The reserve was $1580 and he got the car for $2500, without an engine, a gearbox, and with “hardly any” suspension. It was sitting on a transporter and, though it looks tidy in the photo, he was under no illusions it would be mint.
Kiwi Shipping collected and shipped it, and Sam had the basics of his Mercury for about five grand. But importing a car isn’t simple. It has to go through stringent, costly examinations, and though Sam’s car had very little rust to worry about, the compliance man saw it had had an altercation and he had to get it straightened.
He wanted anything he fitted to be period-correct, so as much as possible was from the 1960s. “I went through three engine blocks before I could find a genuine 351 Windsor [5752cc]. It’s rare, 302s and 289s they made loads of, so the right blocks and heads are hard to find.”
It helps that the Comet was initially based on Ford’s Falcon, then the Fairlane, with a longer wheelbase and nicer trim.
Sam reckons 95 per cent of his purchases were on the internet. “I bought a fuel pump off eBay this morning, the cam off eBay, the lifters, the intake manifold, the supercharger...”
Ensuring everything came from the right period was a mission at times, though the four-barrel manifolds and carbs were available, as were the steel rear wheels and American Racing fronts.
The signwriting wasn’t applied when he bought the car.
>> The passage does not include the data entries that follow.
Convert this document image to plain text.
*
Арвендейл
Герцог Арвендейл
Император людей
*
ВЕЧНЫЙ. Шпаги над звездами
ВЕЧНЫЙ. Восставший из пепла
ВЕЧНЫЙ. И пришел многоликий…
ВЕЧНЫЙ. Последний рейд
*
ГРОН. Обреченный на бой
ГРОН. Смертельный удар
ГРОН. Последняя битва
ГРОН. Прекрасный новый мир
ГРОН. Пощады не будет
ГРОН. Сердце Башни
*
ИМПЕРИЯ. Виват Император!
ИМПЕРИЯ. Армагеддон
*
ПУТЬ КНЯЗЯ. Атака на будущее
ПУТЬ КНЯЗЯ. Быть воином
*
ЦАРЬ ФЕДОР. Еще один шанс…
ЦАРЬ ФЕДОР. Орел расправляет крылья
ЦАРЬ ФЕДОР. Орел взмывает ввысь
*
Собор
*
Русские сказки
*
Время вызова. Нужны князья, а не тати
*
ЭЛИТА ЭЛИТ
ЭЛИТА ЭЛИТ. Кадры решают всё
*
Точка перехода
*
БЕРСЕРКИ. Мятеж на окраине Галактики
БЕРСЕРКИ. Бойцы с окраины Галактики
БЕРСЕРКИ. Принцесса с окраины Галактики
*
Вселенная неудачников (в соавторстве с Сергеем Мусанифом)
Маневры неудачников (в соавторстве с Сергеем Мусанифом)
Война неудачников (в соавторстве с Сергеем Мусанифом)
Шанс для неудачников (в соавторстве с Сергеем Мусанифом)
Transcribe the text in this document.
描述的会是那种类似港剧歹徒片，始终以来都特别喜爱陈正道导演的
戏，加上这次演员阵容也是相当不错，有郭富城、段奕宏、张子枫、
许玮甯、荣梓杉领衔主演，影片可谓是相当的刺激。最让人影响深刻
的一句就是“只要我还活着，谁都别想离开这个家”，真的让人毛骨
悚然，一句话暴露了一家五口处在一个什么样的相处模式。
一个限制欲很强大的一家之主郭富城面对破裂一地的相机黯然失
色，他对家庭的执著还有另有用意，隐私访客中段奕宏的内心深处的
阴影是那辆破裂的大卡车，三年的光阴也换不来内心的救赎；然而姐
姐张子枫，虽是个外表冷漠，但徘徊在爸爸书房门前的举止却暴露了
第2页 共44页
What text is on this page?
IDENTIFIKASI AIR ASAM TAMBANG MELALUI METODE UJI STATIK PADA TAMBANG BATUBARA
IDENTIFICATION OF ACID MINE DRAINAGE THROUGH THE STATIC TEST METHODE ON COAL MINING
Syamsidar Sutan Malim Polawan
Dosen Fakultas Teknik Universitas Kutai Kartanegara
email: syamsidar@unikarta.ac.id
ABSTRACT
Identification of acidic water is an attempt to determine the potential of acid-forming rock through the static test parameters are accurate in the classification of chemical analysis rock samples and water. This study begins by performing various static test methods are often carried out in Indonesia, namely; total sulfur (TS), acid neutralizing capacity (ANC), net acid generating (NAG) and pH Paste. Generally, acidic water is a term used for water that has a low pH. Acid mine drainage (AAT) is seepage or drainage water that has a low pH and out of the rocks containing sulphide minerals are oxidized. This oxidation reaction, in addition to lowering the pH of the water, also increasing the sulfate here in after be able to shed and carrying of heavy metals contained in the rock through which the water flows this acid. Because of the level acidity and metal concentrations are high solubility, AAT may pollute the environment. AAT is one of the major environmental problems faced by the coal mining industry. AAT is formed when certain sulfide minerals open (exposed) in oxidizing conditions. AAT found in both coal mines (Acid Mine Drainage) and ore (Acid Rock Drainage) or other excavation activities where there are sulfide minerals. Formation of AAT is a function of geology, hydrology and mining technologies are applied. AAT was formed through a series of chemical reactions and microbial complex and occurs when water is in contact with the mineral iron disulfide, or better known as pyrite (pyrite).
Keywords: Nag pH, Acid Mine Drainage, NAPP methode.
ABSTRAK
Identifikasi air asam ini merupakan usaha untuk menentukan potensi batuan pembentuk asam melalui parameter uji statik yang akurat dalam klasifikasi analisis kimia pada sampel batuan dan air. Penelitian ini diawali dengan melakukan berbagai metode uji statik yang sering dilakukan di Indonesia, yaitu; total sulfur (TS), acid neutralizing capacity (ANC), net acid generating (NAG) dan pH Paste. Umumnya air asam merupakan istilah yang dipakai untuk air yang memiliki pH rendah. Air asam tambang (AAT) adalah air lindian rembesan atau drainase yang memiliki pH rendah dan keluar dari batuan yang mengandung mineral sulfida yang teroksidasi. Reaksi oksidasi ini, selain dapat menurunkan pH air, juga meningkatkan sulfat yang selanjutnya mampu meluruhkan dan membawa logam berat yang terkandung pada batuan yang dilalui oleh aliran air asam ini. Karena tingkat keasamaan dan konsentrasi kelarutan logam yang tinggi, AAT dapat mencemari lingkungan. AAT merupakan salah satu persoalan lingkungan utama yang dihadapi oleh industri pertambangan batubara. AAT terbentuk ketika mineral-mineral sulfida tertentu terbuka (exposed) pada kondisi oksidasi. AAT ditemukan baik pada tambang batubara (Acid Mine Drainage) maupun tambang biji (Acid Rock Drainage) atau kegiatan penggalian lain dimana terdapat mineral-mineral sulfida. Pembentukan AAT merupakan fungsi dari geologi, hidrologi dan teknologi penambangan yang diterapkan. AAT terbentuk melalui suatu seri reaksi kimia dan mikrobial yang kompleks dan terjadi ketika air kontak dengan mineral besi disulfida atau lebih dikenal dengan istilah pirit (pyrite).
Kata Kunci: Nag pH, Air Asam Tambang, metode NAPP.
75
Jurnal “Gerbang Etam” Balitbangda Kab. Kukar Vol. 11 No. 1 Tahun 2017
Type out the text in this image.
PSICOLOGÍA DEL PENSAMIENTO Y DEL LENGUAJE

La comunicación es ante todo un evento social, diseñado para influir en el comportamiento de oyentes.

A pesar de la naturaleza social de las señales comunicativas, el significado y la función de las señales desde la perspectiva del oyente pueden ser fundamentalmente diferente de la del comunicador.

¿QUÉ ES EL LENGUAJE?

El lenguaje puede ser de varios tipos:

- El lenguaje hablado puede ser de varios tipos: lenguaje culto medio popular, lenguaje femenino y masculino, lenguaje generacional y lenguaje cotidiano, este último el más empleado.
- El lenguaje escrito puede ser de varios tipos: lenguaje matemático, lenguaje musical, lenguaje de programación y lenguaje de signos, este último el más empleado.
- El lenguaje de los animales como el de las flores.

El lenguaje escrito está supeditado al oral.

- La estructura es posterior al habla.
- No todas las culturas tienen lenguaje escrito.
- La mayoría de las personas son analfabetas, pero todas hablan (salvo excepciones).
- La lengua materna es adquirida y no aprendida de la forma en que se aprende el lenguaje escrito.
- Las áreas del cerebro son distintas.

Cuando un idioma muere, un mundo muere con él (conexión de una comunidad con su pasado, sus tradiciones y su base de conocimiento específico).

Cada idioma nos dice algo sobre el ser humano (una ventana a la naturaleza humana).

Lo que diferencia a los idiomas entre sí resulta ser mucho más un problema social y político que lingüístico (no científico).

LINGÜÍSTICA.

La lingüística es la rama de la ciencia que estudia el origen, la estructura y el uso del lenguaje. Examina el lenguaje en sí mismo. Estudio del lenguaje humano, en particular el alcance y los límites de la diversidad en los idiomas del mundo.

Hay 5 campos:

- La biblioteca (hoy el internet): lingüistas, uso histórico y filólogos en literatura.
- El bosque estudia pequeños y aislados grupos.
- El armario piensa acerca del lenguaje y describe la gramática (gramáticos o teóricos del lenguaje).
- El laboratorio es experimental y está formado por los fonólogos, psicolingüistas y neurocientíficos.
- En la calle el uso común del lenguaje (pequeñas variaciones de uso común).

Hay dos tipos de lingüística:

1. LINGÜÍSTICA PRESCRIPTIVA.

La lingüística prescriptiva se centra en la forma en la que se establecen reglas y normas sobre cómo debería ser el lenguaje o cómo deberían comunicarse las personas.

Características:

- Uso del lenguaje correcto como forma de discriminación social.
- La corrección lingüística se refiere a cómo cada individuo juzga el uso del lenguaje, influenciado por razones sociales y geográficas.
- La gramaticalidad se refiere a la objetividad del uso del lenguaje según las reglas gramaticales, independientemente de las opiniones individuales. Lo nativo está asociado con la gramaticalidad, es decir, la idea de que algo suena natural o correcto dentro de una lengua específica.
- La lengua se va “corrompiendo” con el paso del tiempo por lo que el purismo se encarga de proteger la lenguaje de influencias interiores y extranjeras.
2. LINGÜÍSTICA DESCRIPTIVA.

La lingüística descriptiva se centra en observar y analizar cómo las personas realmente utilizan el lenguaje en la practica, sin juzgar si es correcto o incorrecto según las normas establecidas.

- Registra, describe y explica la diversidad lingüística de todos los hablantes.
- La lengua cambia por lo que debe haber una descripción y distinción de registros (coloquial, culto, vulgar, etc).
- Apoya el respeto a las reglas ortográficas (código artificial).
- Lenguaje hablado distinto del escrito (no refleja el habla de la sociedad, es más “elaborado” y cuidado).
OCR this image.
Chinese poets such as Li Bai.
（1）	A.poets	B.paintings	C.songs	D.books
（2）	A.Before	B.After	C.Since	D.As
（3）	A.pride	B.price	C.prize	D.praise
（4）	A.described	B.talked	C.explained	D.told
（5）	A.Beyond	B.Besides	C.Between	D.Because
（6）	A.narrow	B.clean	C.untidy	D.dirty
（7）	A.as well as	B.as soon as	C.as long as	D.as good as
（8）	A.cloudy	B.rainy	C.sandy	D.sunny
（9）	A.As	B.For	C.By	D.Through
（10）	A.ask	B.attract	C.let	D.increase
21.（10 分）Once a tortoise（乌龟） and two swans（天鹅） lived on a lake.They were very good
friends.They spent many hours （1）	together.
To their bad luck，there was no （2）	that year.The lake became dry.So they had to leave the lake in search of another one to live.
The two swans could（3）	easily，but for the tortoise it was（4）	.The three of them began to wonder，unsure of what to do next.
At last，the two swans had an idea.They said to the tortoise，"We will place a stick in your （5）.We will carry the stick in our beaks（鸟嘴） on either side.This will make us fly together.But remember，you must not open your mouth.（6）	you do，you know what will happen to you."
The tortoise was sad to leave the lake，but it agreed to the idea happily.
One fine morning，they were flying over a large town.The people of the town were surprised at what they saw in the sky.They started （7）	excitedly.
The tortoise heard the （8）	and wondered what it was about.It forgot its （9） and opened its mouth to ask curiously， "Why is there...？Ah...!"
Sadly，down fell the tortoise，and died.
He did it himself, using photos of 60s Super Stock races to get the right feel, and the name “Bellairs and Sons”, a garage in Detroit in the 1960-70s that one of his family owned. He even has the key fob from those days.
Sam was so keen to get the correct raced, rattled and rolled feel that he rubbed lacquer into exterior rust stains — using a toothbrush — to halt the rust while keeping the look, then sanded it so it wasn’t too shiny.
As for the cabin, the seats have clearly led a hard life, and the brightly coloured trim has come away from the dash where it looks as if years’ worth of passengers have dug terrified fingernails in.
There’s a C4 auto transmission, an eight-inch rear diff and drum brakes all round, no power steer, no radio. Not that you’d hear it over this feral engine. It sounds impressively hairy-chested at idle — and when Sam puts his foot down there’s a cataclysmic roar as your eardrums explode.
I briefly wish I had a three-pointer seatbelt instead of the lap belt Sam had fitted. “It’s pillarless, and in a big accident the top mounting tends to pull the roof down.” Um ... It took a year just to go through the compliance system, which added $10,000 to the cost.
The instruments don’t work, so modern ones slung beneath the dash keep an eye on the engine vitals because, yes, Sam will take this car to the drags. “The plan was always to drag it, and drive it.” And he is driving it, though it’s only been on the road for four months.
He hasn’t been out of Auckland yet but he takes it to town, does the school run in it, and is hoping to get 12 seconds down the drag strip, though at present it only revs to 4000rpm before it runs out of fuel — hence the newly bought fuel pump.
He hopes to take it to Meremere several times a year, but as he’s in real estate, it can be hard to get out on a Sunday.
He likes the old cars because they’ve got style, and a presence. He’s not kidding — this Mercury may not be mint, but it’s certainly larger than life.